Another Texas State Agency Reporting Data Breach
DADS reports personal information of 6,600 Medicaid patients exposed….
 
Another Texas state agency is reporting a data breach. The Department of Aging and Disability Services (DADS) said Thursday in a news release that it is contacting more than 6,600 Medicaid patients about the “unintentional” exposure of its records to the public for up to eight years on the Internet.
 
Officials with the agency said the breach was discovered in April and the information exposed via a Web application meant for internal use only was taken down off the Internet. Information exposed included Social Security and Medicaid numbers, medical diagnoses, treatment information and personal information such as names and addresses.
 
DADS is partnering with an identity protection firm to offer one year of free credit protection and identity restoration services for affected clients.

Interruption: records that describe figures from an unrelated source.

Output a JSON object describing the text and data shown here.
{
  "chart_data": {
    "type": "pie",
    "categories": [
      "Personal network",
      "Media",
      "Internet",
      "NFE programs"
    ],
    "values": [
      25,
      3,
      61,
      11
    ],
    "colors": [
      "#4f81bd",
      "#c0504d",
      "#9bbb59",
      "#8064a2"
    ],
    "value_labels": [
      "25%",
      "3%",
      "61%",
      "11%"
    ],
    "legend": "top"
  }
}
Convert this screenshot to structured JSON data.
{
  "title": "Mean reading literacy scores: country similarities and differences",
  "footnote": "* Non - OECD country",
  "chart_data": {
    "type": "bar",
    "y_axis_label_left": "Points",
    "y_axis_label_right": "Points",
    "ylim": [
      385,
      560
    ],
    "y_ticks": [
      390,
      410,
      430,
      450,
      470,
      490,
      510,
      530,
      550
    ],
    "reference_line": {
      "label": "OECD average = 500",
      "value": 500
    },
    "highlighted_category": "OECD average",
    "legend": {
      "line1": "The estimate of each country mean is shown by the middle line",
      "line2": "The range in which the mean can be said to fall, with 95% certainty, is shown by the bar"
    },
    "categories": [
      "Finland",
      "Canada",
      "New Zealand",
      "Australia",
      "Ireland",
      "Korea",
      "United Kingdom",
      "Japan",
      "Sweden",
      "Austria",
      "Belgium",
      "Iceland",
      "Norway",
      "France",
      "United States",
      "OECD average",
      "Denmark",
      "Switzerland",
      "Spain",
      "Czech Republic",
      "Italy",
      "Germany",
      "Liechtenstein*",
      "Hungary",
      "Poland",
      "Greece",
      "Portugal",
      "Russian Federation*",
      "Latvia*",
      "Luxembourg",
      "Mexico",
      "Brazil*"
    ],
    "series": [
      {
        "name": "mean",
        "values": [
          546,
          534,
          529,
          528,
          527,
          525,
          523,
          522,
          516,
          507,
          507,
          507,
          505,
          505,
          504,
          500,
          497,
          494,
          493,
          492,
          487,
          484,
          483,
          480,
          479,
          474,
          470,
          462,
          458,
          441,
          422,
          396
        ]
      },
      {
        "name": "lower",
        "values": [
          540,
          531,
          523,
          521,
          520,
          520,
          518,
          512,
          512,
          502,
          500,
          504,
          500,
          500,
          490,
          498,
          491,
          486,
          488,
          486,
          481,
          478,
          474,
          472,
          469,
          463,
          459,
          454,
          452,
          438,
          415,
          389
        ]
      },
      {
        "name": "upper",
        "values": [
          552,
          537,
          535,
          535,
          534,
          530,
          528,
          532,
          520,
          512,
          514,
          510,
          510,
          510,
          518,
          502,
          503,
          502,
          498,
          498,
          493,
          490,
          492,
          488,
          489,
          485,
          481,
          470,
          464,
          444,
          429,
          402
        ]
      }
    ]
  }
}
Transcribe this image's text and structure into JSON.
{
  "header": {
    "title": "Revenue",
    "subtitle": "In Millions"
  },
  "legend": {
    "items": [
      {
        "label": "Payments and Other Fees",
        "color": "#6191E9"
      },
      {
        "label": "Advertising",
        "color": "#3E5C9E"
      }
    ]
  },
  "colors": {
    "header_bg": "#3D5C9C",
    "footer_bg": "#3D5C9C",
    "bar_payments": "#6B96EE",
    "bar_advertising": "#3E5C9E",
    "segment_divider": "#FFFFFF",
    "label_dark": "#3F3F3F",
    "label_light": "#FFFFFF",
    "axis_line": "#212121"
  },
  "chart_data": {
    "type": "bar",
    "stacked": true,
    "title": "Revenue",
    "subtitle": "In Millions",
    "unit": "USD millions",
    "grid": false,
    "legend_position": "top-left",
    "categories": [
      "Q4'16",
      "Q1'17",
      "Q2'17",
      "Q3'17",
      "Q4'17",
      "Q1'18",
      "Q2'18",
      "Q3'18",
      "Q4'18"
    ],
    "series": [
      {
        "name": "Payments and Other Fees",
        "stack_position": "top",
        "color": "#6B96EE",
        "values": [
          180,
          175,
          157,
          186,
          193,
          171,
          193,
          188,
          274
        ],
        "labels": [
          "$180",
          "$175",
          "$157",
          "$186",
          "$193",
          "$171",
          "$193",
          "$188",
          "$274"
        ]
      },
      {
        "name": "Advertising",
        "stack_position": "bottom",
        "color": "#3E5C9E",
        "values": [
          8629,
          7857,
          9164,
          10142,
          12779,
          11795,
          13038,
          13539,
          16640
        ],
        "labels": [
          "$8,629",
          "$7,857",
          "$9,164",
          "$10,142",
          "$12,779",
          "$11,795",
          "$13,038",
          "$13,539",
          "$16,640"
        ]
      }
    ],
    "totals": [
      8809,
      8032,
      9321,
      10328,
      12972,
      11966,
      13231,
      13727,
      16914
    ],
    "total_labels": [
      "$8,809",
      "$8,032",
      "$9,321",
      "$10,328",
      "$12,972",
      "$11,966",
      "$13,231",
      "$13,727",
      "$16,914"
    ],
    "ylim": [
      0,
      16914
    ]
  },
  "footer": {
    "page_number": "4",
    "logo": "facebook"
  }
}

Officials say the agency has strengthened its policies, procedures and Web-application security to help prevent such a breach from occurring again.
 
In 2011, the office of the Texas Comptroller of Public Accounts suffered a data breach in which personal data of some 3.5 million people was exposed on a public computer server. In that incident, Social Security numbers and other personal information were left exposed on a computer at the agency for more than a year.
 

 

The Comptroller’s Office also offered free credit monitoring for one year to those 3.5 million people, most of whom were current and retired state employees and teachers as well as individuals with information under the control of the Texas Workforce Commission.